AllianceQ

The Conversation

I was on the mission trip when I had a conversation with a man named…well lets say Bert.  Bert ended up in my car by miscommunication.  He had joined the Disciples under the delusion that our bumper stickers (not doctrine!) meant we were a good conservative church and since the congregation we were in was so vanilla (Neither intentionally liberal, conservative, or moderate (of course they weren’t intentional about much)) he never really clued into how different the DoC was.  The conversations I am about to invite you into we had as we drove about Ohio.  They happened after staying at an Open & Affirming church in Cleveland.  I’m also condensing these conversations down for the sake of size.

Bert:  So I saw this brochure in the bathroom and I thought “seriously?”

Me:  What was it?

Bert: Something about how being gay is not a sin, which just doesn’t make any sense.  I mean the Bible says it’s a sin.

Me:  Well that depends on how you interpret things.  I mean to understand why those things are in the Bible you have understood how the ancient Israelites who said it/wrote it understood human sexuality and reproduction.

Bert:  What do you mean?

Me:  Well one of the reasons Leviticus states those things is because Israelites rightly thought of reproduction as a gift from God.  Only they thought the man alone held the “seeds” of reproduction and his seed was limited.  The woman was just a vessel.  Therefore to “waste seed”, meaning not for reproduction, was a waste of a gift from God and therefore an abomination.

Bert:  Well okay fine, but the Bible is still the Bible.  Our knowledge of the world might change but God’s values and morals are forever.

Me:  Okay well according to Leviticus your committing an abomination right now.

Bert:  I am?

Me: Yup.  Leviticus says it’s unclean to wear fabric worn of two fibers, so anytime you were poly-blend fabric you’re committing a sin against God.

Bert:  Well… I’m not interested in… ancient Israelites social…clothing customs.

Me:  But you are in their sexual customs?

Bert:  Well you know when I first joined the Disciples I read all these good conservative sounding slogans like “Where the Bible speaks, we speak.  Were the Bible is silent we are silent.”  How does that work with what you’re telling me?

Me: That’s about freedom of interpretation, one the founding principles of the Disciples was that to be church doesn’t mean you have to agree, to be church simply means you commune together.  In other words the Disciples founders didn’t mistake unity for uniformity, so people can have radically different thoughts, but all are children of God and all who claim Jesus Christ are welcome at the table.  They were trying to unite all Christians so they stripped Christianity down to it’s essentials to try to come up with a church were everyone could lay claim to the Gospel.

Bert:  But then the church stands for everything and that means it stands for nothing.

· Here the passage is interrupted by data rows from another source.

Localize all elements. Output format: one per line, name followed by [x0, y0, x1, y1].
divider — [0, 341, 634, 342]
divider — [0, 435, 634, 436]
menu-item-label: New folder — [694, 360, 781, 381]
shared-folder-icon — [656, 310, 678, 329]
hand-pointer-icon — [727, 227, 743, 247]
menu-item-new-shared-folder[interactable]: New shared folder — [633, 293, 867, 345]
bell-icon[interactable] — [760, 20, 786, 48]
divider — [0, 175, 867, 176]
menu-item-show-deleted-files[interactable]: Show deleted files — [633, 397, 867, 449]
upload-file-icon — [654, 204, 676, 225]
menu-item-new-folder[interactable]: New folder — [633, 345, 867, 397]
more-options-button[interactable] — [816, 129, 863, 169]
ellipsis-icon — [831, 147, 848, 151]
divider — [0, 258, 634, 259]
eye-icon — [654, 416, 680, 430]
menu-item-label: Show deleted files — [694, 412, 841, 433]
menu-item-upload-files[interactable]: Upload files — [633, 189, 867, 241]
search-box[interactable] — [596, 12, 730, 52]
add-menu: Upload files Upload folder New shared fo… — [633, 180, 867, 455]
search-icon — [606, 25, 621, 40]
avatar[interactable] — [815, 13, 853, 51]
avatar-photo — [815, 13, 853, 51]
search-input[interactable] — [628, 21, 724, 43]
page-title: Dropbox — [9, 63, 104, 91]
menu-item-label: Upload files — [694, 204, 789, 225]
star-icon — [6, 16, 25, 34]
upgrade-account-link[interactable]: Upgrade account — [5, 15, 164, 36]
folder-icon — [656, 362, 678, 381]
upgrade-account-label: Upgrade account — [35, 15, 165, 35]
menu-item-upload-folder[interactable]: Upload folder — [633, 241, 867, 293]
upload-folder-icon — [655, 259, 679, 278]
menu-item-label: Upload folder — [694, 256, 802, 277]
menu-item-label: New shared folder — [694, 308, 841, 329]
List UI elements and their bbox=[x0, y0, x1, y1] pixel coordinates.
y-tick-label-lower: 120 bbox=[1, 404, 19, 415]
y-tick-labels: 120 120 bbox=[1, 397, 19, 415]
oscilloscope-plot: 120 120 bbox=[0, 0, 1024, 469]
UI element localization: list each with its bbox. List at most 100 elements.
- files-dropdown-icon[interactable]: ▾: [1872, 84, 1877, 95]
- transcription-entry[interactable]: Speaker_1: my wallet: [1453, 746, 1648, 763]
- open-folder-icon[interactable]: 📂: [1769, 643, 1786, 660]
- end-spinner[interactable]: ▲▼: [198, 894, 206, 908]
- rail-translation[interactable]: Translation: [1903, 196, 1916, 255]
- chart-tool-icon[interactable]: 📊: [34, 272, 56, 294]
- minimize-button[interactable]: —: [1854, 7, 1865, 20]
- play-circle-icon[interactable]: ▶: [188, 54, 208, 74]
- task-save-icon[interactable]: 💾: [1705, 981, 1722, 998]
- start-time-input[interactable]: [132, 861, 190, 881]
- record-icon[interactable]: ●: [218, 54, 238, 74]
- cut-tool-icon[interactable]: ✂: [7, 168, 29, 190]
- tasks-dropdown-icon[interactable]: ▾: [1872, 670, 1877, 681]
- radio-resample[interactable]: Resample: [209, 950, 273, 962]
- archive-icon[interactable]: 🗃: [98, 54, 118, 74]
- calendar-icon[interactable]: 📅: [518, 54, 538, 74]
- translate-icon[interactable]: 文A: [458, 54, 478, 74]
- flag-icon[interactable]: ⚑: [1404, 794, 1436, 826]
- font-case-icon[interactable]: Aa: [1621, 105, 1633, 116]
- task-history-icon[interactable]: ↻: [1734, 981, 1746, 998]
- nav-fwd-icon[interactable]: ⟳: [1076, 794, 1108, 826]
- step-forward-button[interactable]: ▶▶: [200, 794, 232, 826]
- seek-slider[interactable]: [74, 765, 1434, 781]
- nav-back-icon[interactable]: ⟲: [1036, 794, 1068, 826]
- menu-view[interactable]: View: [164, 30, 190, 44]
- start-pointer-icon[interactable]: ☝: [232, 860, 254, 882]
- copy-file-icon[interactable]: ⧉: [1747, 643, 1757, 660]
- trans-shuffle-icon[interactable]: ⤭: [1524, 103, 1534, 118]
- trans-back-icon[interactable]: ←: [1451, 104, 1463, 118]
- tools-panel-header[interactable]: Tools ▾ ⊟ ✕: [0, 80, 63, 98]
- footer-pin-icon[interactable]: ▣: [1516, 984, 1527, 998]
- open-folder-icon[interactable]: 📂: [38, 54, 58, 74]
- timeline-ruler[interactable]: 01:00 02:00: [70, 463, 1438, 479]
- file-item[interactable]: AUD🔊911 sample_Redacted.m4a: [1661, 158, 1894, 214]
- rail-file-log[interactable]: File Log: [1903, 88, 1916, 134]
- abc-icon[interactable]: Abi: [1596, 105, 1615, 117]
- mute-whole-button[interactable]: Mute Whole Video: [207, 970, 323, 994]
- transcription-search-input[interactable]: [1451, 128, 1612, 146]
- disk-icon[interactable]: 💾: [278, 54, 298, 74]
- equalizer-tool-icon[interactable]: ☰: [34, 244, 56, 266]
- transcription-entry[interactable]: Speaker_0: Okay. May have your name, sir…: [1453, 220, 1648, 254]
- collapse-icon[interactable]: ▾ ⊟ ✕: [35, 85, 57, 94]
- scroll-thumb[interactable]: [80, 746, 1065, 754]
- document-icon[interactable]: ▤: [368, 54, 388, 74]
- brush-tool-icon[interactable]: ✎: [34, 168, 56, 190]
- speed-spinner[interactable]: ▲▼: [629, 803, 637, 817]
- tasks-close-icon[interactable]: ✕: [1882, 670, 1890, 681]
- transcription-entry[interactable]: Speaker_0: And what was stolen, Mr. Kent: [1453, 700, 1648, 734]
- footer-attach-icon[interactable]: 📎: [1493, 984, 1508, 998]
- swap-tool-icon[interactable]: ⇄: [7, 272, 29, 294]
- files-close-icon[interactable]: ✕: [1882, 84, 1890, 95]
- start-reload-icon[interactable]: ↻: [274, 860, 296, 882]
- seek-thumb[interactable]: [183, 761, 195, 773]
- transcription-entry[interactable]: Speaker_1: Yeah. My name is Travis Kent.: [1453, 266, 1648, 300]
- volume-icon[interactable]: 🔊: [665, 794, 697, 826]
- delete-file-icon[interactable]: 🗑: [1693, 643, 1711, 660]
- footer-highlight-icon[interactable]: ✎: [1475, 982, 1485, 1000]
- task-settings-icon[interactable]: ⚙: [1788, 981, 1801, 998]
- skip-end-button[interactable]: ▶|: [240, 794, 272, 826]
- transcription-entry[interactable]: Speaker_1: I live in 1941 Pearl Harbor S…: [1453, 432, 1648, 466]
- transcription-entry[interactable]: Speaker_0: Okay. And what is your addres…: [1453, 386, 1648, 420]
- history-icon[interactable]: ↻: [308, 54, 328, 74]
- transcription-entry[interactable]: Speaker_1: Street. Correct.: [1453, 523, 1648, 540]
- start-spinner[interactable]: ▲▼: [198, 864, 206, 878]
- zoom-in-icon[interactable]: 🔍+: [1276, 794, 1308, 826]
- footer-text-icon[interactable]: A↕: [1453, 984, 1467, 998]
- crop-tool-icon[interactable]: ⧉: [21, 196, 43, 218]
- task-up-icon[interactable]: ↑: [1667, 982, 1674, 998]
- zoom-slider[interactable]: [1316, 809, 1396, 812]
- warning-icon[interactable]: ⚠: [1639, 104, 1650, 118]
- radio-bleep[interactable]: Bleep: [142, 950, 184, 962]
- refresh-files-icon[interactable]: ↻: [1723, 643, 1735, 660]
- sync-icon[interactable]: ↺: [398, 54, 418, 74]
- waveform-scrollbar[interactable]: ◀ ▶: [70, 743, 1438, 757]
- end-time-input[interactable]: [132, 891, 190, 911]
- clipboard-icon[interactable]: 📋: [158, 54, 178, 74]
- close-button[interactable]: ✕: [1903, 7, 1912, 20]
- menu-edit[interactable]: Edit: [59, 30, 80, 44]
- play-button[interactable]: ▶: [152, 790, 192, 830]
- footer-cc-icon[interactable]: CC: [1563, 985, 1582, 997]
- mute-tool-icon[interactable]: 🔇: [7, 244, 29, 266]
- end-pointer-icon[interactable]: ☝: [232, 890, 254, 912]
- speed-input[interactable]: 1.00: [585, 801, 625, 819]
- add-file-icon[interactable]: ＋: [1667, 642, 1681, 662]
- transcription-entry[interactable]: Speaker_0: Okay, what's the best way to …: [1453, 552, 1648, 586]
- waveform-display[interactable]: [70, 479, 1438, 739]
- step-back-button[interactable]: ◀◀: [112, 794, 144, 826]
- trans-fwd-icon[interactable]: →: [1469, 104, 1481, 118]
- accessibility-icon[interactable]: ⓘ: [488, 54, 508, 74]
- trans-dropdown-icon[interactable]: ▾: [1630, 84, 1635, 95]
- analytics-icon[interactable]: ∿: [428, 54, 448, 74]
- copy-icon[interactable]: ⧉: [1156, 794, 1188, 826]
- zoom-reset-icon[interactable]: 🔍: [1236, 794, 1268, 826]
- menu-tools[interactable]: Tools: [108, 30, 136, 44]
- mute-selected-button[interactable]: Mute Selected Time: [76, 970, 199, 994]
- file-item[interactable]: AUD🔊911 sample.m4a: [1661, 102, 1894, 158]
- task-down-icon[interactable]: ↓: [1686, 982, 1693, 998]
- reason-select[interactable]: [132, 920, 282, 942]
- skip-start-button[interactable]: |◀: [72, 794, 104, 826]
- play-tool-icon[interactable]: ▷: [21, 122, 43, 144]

Me:  No it means certain levels of the church aren’t meant to take a stand they are meant to be forums for discussion.  They way we are designed congregations and individuals can create Disciples groups and take whatever stands they want, but the regional and general represent everyone.  I like it because it makes it harder to stifle decent, it’s not impossible, but Disciples can’t just throw people out like other churches.  It’s our theology of a table set for all in practice, even the people we don’t agree with and rather wouldn’t be there.

Bert:  Hmmmm

Bert left the Disciples about a month after this conversation.  I guess he wanted uniformity.  I want unity.